The stem cells being transfused into the patients may not be developing into new heart muscle, but they still appear to be beneficial. Some stem cells in the bone marrow, called c-kit+ cells, appear capable of stimulating adult stem cells already present in the heart to repair the damaged tissue. 

What this means, in effect, is that the c-kit+ stem cells are functioning much as a drug might, stimulating the heart’s own repair mechanism. 

“It seems that heart muscle is being made from heart stem cells that are already there,” said Richard T. Lee, who led the new study. Lee, a Harvard Medical School professor of cardiology at BWH and leader of the HSCI Cardiovascular Disease Program, notes that “there have been some adult stem cells found in the heart, but it hasn’t been clear under what circumstances they are active, and how to turn them on. 

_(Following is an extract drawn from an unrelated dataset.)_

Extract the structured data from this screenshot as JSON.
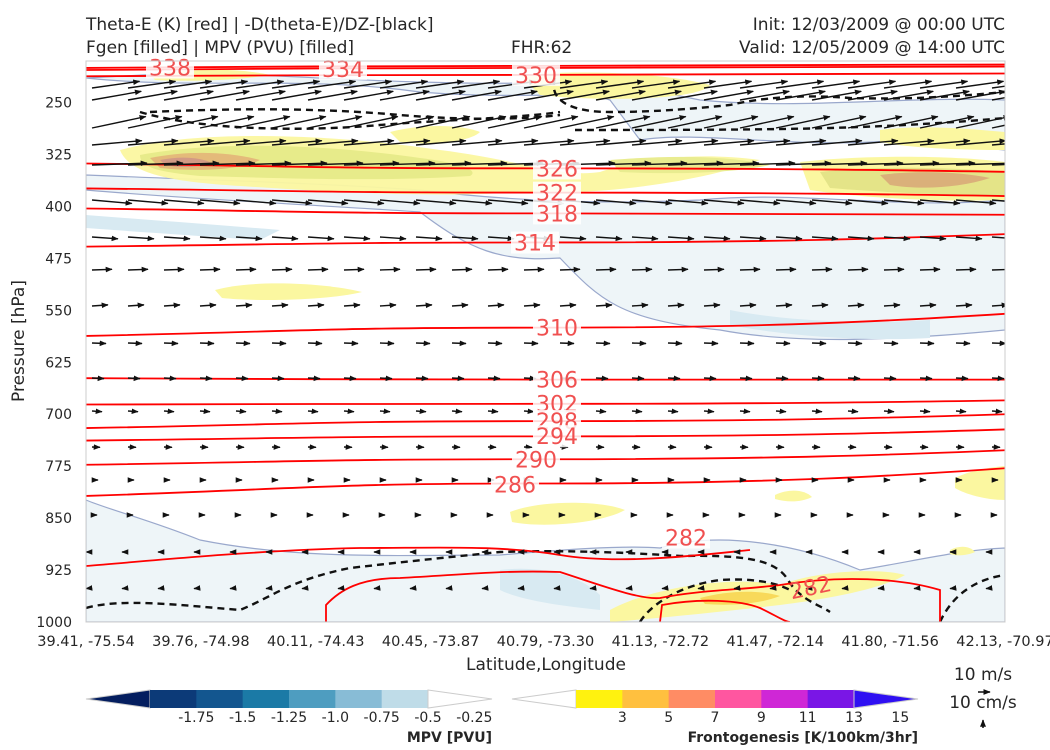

“The study explains why some forms of cell therapy are helping the heart even though the cells themselves don’t survive inside the heart,” Lee said. 

Up to this point, researchers working in regenerative medicine have envisioned two basic roles for stem cells: They can be used as treatments, to be given to patients to directly replace lost cells and repair damage; and they can be used to model diseases in the laboratory, and serve as targets for traditional drug discovery and initial testing. The Lee paper suggests a third role for these ubiquitous cells: At least in the heart, they can apparently stimulate other stem cells to repair damaged tissue. In a heart attack, heart muscle dies, reducing the heart’s ability to pump blood throughout the body. When that damage reaches a certain point, congestive heart failure, which is as lethal as many metastatic cancers, sets in. 

Results thus far from studies in humans — Lee’s study was done in mice — “have shown a small improvement in heart function, but a big enough improvement so there is potential to prevent heart failure,” Lee said. 

Lee said that the results in the mice, which had lost about 40 percent of heart function —the equivalent of a major human heart attack — showed “much better heart function when the stem cells were delivered.” 

Ideally, Lee said, researchers would like to find a chemical that would, like the c-kit+ stem cells, stimulate adult cardiac cells to repair heart attack damage.